Sandell believes that Barnes & Noble could attract bids of $12 per share—nearly 70% higher than Monday's closing price of $7.10—from a financial buyer such as a private equity firm. When it comes to potential interest from media or internet companies looking to secure a retail presence, Sandell has likened Barnes & Noble’s 633 stores to “beachfront property” the public markets have failed to properly value. Moreover, despite its low leverage and a cash flow of over $180 million in adjusted EBITDA for fiscal 2017, Barnes & Noble had a market cap of $520 million as of earlier this week—that makes it, per Sandell's view, at least, a heavily undervalued target.

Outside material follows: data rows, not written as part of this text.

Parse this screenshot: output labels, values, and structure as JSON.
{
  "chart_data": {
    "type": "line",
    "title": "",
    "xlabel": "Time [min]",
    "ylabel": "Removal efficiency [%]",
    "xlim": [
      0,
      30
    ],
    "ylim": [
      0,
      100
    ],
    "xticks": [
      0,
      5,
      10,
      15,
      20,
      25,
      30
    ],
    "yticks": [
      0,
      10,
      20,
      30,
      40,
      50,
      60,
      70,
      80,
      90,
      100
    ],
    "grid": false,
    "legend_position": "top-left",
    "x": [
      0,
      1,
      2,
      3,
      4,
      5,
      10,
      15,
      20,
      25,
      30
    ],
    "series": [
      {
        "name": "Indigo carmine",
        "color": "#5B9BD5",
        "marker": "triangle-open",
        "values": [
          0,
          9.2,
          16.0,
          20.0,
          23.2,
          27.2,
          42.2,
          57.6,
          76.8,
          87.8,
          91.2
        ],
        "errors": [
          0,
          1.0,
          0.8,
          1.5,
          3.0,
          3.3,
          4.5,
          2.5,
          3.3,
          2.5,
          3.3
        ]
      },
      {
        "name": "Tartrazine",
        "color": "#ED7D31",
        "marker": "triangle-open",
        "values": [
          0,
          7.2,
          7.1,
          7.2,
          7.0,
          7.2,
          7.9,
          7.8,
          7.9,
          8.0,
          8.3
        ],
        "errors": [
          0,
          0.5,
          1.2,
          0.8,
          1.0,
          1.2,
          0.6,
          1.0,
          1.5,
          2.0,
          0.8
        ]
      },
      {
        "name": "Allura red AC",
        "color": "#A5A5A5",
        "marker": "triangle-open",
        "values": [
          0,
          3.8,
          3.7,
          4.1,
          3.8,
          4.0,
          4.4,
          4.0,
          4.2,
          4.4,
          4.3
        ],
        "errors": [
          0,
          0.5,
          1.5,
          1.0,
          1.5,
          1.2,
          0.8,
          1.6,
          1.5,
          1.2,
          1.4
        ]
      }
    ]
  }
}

But private equity might not be the panacea that Sandell is seeking. Just ask now bankrupt Gymboree. Or to take another example, earlier this month the once iconic Abercrombie & Fitch announced that it would abandon discussions to sell itself after failing to find a buyer willing to match its asking price.

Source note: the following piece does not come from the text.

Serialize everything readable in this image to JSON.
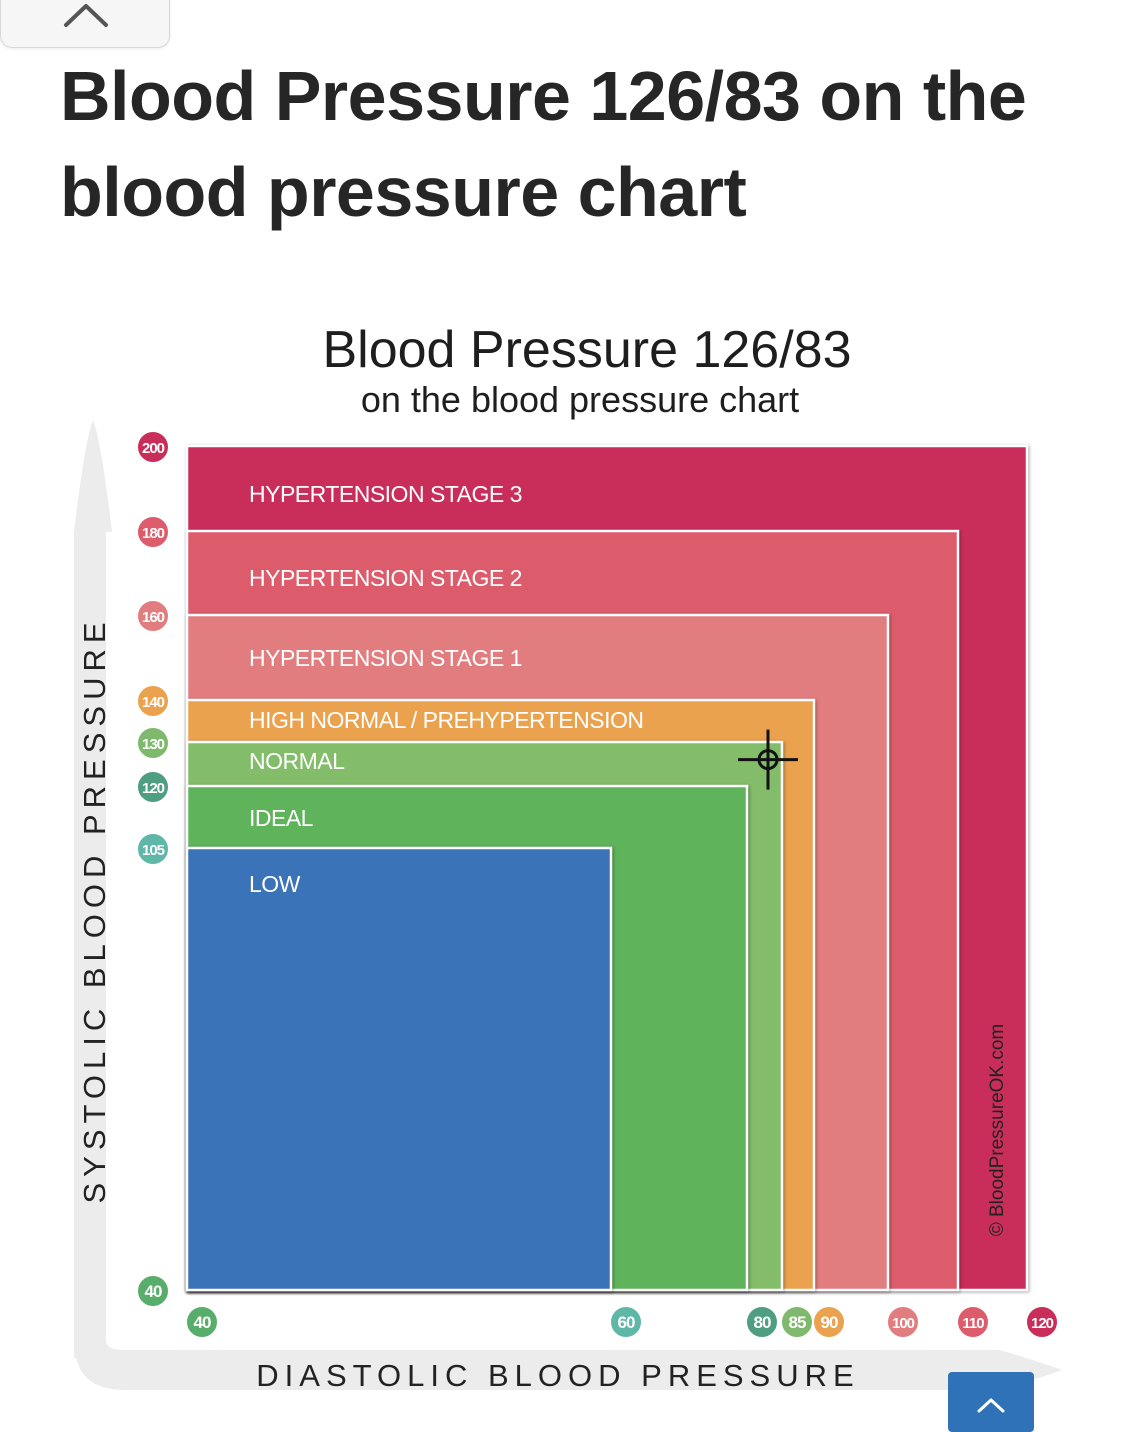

Indeed, PE investment in the retail industry is dropping off. Investors have made just 117 deals in the global retail sector representing $11.6 billion so far in 2017, per the PitchBook Platform, putting it on pace for the weakest performance for the sector since at least 2013:
On the other hand, Barnes & Noble has a few things going for it that might make it a more appealing target for a take-private deal than other retailers. After all, unlike apparel, footwear, grocery and home furnishing chains, there are now few other brick-and-mortar retail options for buying a book—thanks to Amazon.
That could inspire would-be buyers otherwise wary of retail to pick up the bookstore, if not a book.